Miller's own testimony provides evidence of his consciousness of a substantial and unjustifiable risk of death. He testified to having familiarity with Highway 63 around the crash site, that he knew the
road was narrow, and had personally been forced to pull over onto the shoulder of the road when encountering cars passing in the opposite lane of traffic.
There was also substantial evidence that Miller consciously disregarded this risk. Miller, driving in excess of the speed limit, pulled into the northbound lane of Highway 63 (traveling southbound) in order to pass another vehicle. Rather than returning to the southbound lane after completing the pass, Miller continued to drive south in the northbound lane for between one and two minutes, even as he approached a blind curve and proceeded onto the Beaver Creek Bridge, striking a northbound vehicle in the northbound lane head-on and killing its occupants.
Miller's reliance on State v. Bradley, 670 S.W.2d 123 (Mo.App. E.D. 1984), is misplaced. The court in Bradley did hold that defendant's conduct, standing alone, in driving on the wrong side of a two-lane, limited access highway did not by itself rise to " culpable negligence." However, the court premised that holding on two factors not presented here: (1) the accident occurred at night when visibility was limited, and (2) " defendant's actions in steadfastly maintaining his course in the passing lane could be viewed as consistent with one operating under the mistaken notion that he was driving on the right hand side of a two lane highway." Id. at 126. Here, the accident occurred during the day and there was no evidence that visibility was limited by light or weather. Further, Miller testified to being familiar with the road and the general area of the accident, and the jury could reasonably believe that he was not under the mistaken notion that he was driving on the correct side of the road.
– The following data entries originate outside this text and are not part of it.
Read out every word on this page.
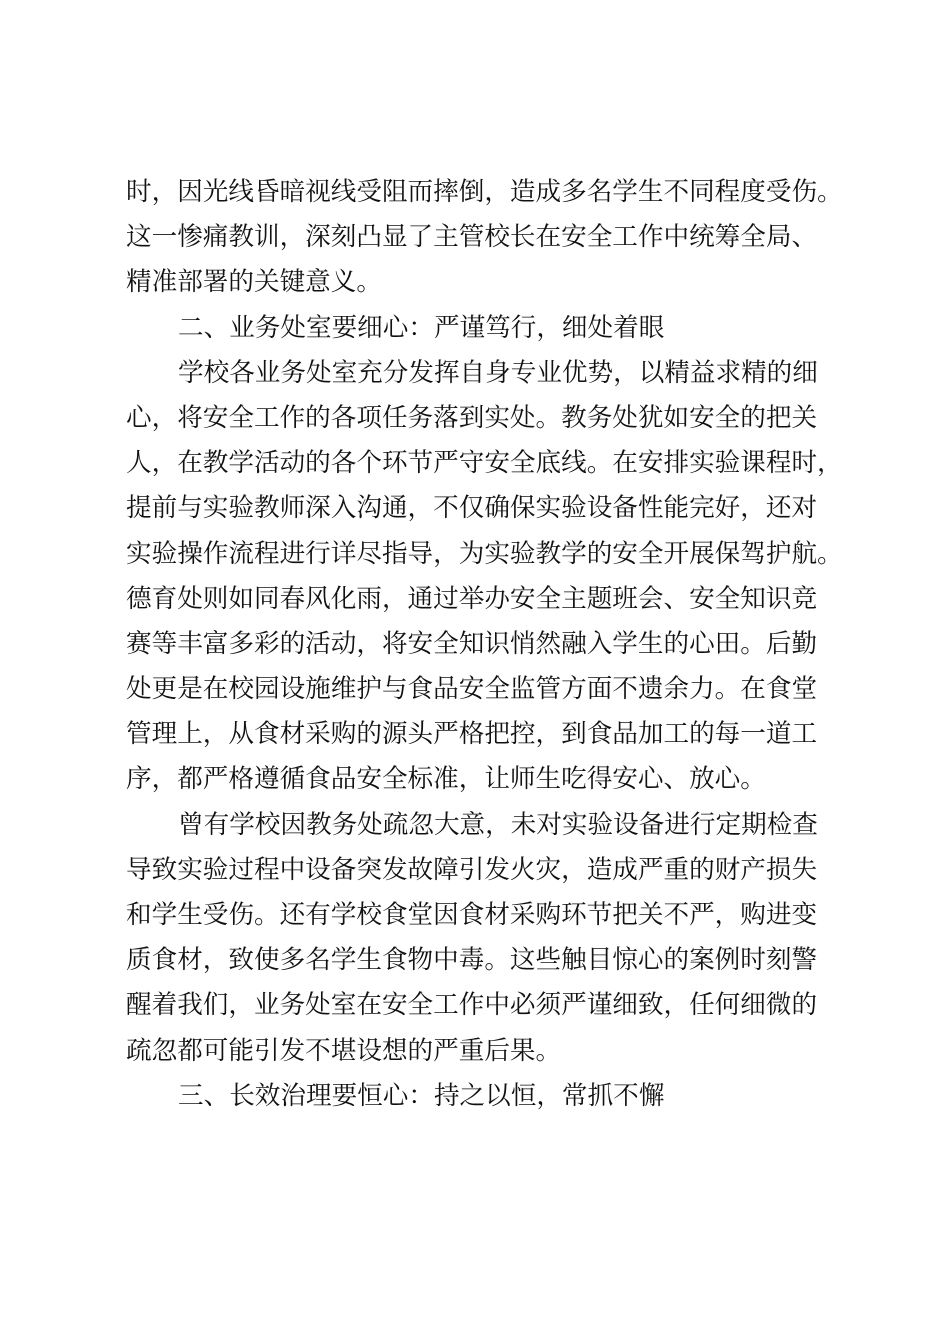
时，因光线昏暗视线受阻而摔倒，造成多名学生不同程度受伤。
这一惨痛教训，深刻凸显了主管校长在安全工作中统筹全局、
精准部署的关键意义。
二、业务处室要细心：严谨笃行，细处着眼
学校各业务处室充分发挥自身专业优势，以精益求精的细
心，将安全工作的各项任务落到实处。教务处犹如安全的把关
人，在教学活动的各个环节严守安全底线。在安排实验课程时，
提前与实验教师深入沟通，不仅确保实验设备性能完好，还对
实验操作流程进行详尽指导，为实验教学的安全开展保驾护航。
德育处则如同春风化雨，通过举办安全主题班会、安全知识竞
赛等丰富多彩的活动，将安全知识悄然融入学生的心田。后勤
处更是在校园设施维护与食品安全监管方面不遗余力。在食堂
管理上，从食材采购的源头严格把控，到食品加工的每一道工
序，都严格遵循食品安全标准，让师生吃得安心、放心。
曾有学校因教务处疏忽大意，未对实验设备进行定期检查
导致实验过程中设备突发故障引发火灾，造成严重的财产损失
和学生受伤。还有学校食堂因食材采购环节把关不严，购进变
质食材，致使多名学生食物中毒。这些触目惊心的案例时刻警
醒着我们，业务处室在安全工作中必须严谨细致，任何细微的
疏忽都可能引发不堪设想的严重后果。
三、长效治理要恒心：持之以恒，常抓不懈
There was evidence from which a rational trier of fact could have found that Miller consciously disregarded a substantial and unjustifiable risk of death of which he knew or should have known. Morrison, 174 S.W.3d at 649. Point denied. Miller's conviction is affirmed.
DANIEL E. SCOTT J.
I concur. The record includes evidence from which jurors could find that Miller, while driving in daylight on a road he knew, exceeded the speed limit and persisted in driving on the wrong side of the road, even into a blind curve, and thus " recklessly" killed the Rowdens.
I write only to take issue with dicta in two cases cited by Miller to the effect that driving on the wrong side of the road cannot alone support a vehicular homicide conviction. See State v. Harris, 743 S.W.2d 484, 486 (Mo.App. 1987); State v. Bradley, 670 S.W.2d 123, 126 (Mo.App. 1984).
There was testimony which, if believed, indicated that Miller kept driving on the wrong side of the road for a minute or more at highway speed. I think a jury might fairly conclude that a driver who stays on the wrong side of a highway at some point " consciously disregards a substantial and unjustifiable risk" of accident, grossly deviates from his obligation to drive with the highest degree of care, and thus drives " recklessly." See § 562.016.4, RSMo 2000.